Why Some Japanese Games Had Such Terrible English

It’s easy to make fun of classic Japanese video games (JRPGs especially) for their poor English, and assume the reason for this was simply one of neglect. Which is kinda true, but there are other reasons behind it as well, and they’re really interesting!

In a big interview with Edge magazine last month, American Alexander O Smith — a veteran localiser who lives in Japan, and who has worked on games like Final Fantasy XII and Phoenix Wright — shed some light on the myriad of issues he and other English-speakers used to face (things have gotten much better!) translating games from Japanese to English.

While one of these was publishers like Square not really giving a damn about foreign versions of their games until late in the development process, Smith says there were also technical problems that hampered their efforts, and go at least some way to explaining why so many classic Japanese games were plagued by stuff like basic spelling mistakes.

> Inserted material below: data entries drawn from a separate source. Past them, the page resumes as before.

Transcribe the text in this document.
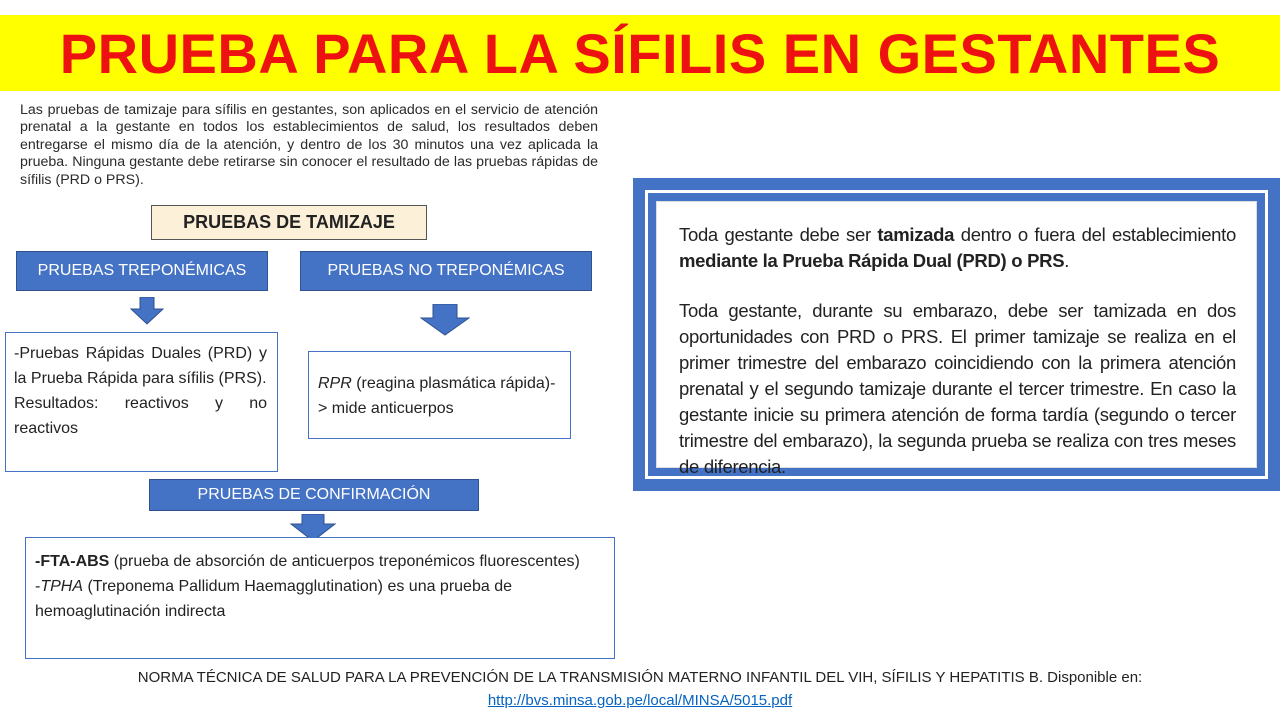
PRUEBA PARA LA SÍFILIS EN GESTANTES
Las pruebas de tamizaje para sífilis en gestantes, son aplicados en el servicio de atención prenatal a la gestante en todos los establecimientos de salud, los resultados deben entregarse el mismo día de la atención, y dentro de los 30 minutos una vez aplicada la prueba. Ninguna gestante debe retirarse sin conocer el resultado de las pruebas rápidas de sífilis (PRD o PRS).
PRUEBAS DE TAMIZAJE
PRUEBAS TREPONÉMICAS	PRUEBAS NO TREPONÉMICAS
-Pruebas Rápidas Duales (PRD) y la Prueba Rápida para sífilis (PRS).
Resultados: reactivos y no reactivos
RPR (reagina plasmática rápida)-> mide anticuerpos
PRUEBAS DE CONFIRMACIÓN
-FTA-ABS (prueba de absorción de anticuerpos treponémicos fluorescentes)
-TPHA (Treponema Pallidum Haemagglutination) es una prueba de hemoaglutinación indirecta

Toda gestante debe ser tamizada dentro o fuera del establecimiento mediante la Prueba Rápida Dual (PRD) o PRS.

Toda gestante, durante su embarazo, debe ser tamizada en dos oportunidades con PRD o PRS. El primer tamizaje se realiza en el primer trimestre del embarazo coincidiendo con la primera atención prenatal y el segundo tamizaje durante el tercer trimestre. En caso la gestante inicie su primera atención de forma tardía (segundo o tercer trimestre del embarazo), la segunda prueba se realiza con tres meses de diferencia.

NORMA TÉCNICA DE SALUD PARA LA PREVENCIÓN DE LA TRANSMISIÓN MATERNO INFANTIL DEL VIH, SÍFILIS Y HEPATITIS B. Disponible en:
http://bvs.minsa.gob.pe/local/MINSA/5015.pdf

In the interview — which sadly isn’t available online, since Edge’s website has been closed — Smith says that one of the problems they faced was that many Japanese studios preferred to work with “double-byte, fixed-width” dimensions for letters/characters, which was fine for Japanese. English, on the other hand, has some letters that would only need to take up half that space. Ever wonder why you’d see old Japanese games (or even some more recent ones) where a word would look like TH IS or THI S instead of THIS? That’s why.

At the same time, the way English had to be entered into games in this way meant that it was impossible to run an automatic spell-checker. When a JRPG can contain tens of thousands of lines of dialogue, and small localisation teams are having to go through everything by hand, mistakes happen!

So the next time you’re playing an old Japanese game, and you see some weird stuff in the English localisation, spare a thought for the guys who had to get that job done. When you consider what they had to work with, it’s a wonder they got the job done at all!

The interview can be found in last month’s issue (Edge 278, the most recent is 279); if you’re into localisation (or just Japanese games in general), try and pick up a copy, it’s a great interview.